Com o anunciar de um possível fim próximo de algumas das medidas de confinamento, a prática religiosa surgiu como um tema importante. Há semanas que os crentes não vão às igrejas. Apesar de um ou outro caso mais relutante no ambiente neopentecostal, com franca influência brasileira nas suas lideranças, o universo das religiões em Portugal deu o exemplo ao encerrar cultos e ao prevenir toda a aglomeração que pudesse potenciar o alastrar da pandemia de Covid19 – grande parte delas anteciparam as medidas do Estado de Emergência.
Nunca são demais as palavras para reconhecer o esforço feito pelas confissões religiosas, começando pela maioritária, a Igreja Católica, passando por tantas outras que de imediato sobrepuseram o acatar das diretivas da DGS e a proteção dos cidadãos, a uma leitura que lhes seria muito fácil e cativaria muita gente, de antagonismo face ao mundo, demonizando-o e lendo na pandemia um castigo divino.

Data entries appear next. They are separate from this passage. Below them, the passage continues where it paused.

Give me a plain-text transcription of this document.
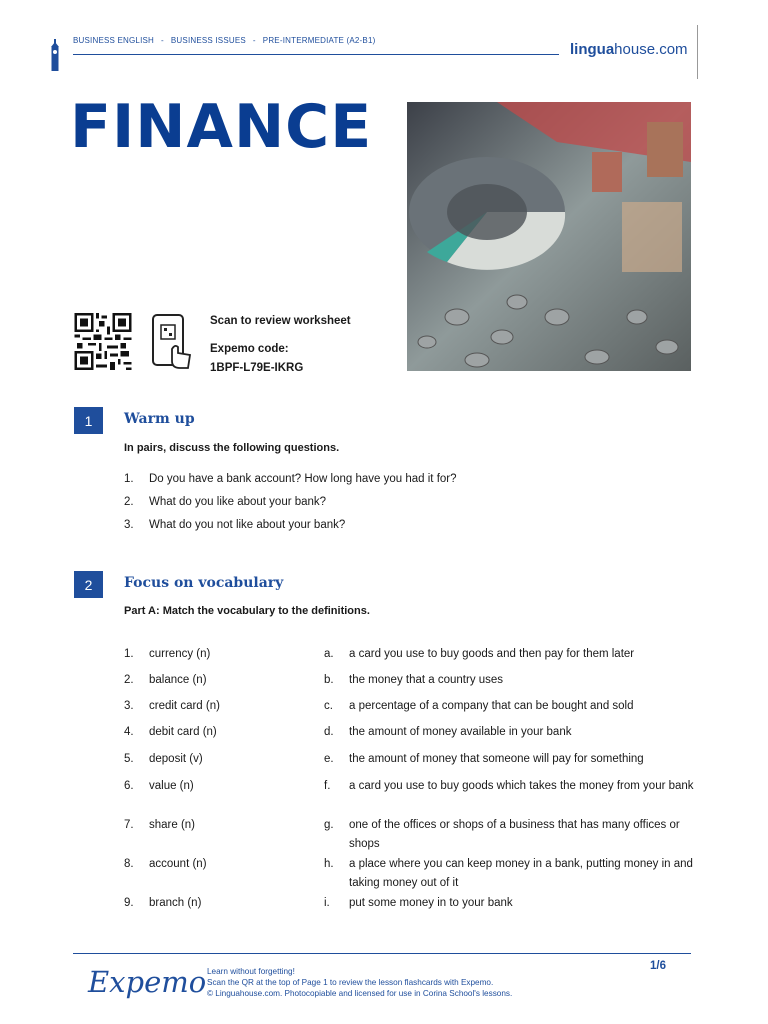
BUSINESS ENGLISH - BUSINESS ISSUES - PRE-INTERMEDIATE (A2-B1)
linguahouse.com
FINANCE
Scan to review worksheet
Expemo code:
1BPF-L79E-IKRG
1	Warm up
In pairs, discuss the following questions.
1. Do you have a bank account? How long have you had it for?
2. What do you like about your bank?
3. What do you not like about your bank?
2	Focus on vocabulary
Part A: Match the vocabulary to the definitions.
1. currency (n)	a. a card you use to buy goods and then pay for them later
2. balance (n)	b. the money that a country uses
3. credit card (n)	c. a percentage of a company that can be bought and sold
4. debit card (n)	d. the amount of money available in your bank
5. deposit (v)	e. the amount of money that someone will pay for something
6. value (n)	f. a card you use to buy goods which takes the money from your bank
7. share (n)	g. one of the offices or shops of a business that has many offices or shops
8. account (n)	h. a place where you can keep money in a bank, putting money in and taking money out of it
9. branch (n)	i. put some money in to your bank
Expemo Learn without forgetting!
Scan the QR at the top of Page 1 to review the lesson flashcards with Expemo.
© Linguahouse.com. Photocopiable and licensed for use in Corina School's lessons.
1/6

A maturidade cidadã demonstrada foi um exemplo digno de louvor.
Mas hoje, depois de o primeiro-ministro ter recebido o Cardeal Patriarca de Lisboa para falarem sobre a reabertura dos templos ao culto, merece a pena centrar o nosso olhar de forma mais profunda nesta questão.
O regressar ao espaço sagrado, aos templos, realizando o culto e participando nos ritos, é uma dimensão essencial na cosmovisão de muitos nossos concidadãos. Esta dimensão sagrada do quotidiano é a essência da “prática” religiosa, da afirmação da pertença através do estar e do ser parte oficiante do culto. Contrariamente ao que se diz, “ir à missa” não é simplesmente “estar” no local onde um Padre oficia a dita missa; não, “ir à missa” é participar do ritual sagrado e ser, em grande medida, também oficiante ao estar em assembleia com os restantes “irmãos”.
E esta dimensão de participação religiosa, que alimenta espiritualmente o crente é, de facto, fundamental numa sociedade que tem uma herança de largos milhares de anos de vivência ritualizada da espiritualidade. E falo, naturalmente, na ritualidade que tem o cristianismo católico, mas também o evangélico, a reunião em congregação islâmica, o shabbat judaico ou, até, a reunião em loja dos maçons.
Este regresso ao espaço do sagrado vai ser gradual e vai implicar uma larga definição de regras que as instituições religiosas terão de cumprir. Ontem, o Observatório para a Liberdade Religiosa, sediado na Universidade Lusófona, lembrava a importância do trabalho colaborativo que esta abertura necessariamente implica. Uma colaboração entre religiões que deverão trocar saberes e experiências, mas também entre elas e os vários setores do Estado.
Só com um trabalho de respeito para com a Liberdade Religiosa, mas também de respeito para com a integridade e a saúde de cada um, será positivo e de futuro. Seria de uma dramaticidade tremenda a necessidade de uma futura segunda confinação devido a uma indevida gestão deste processo.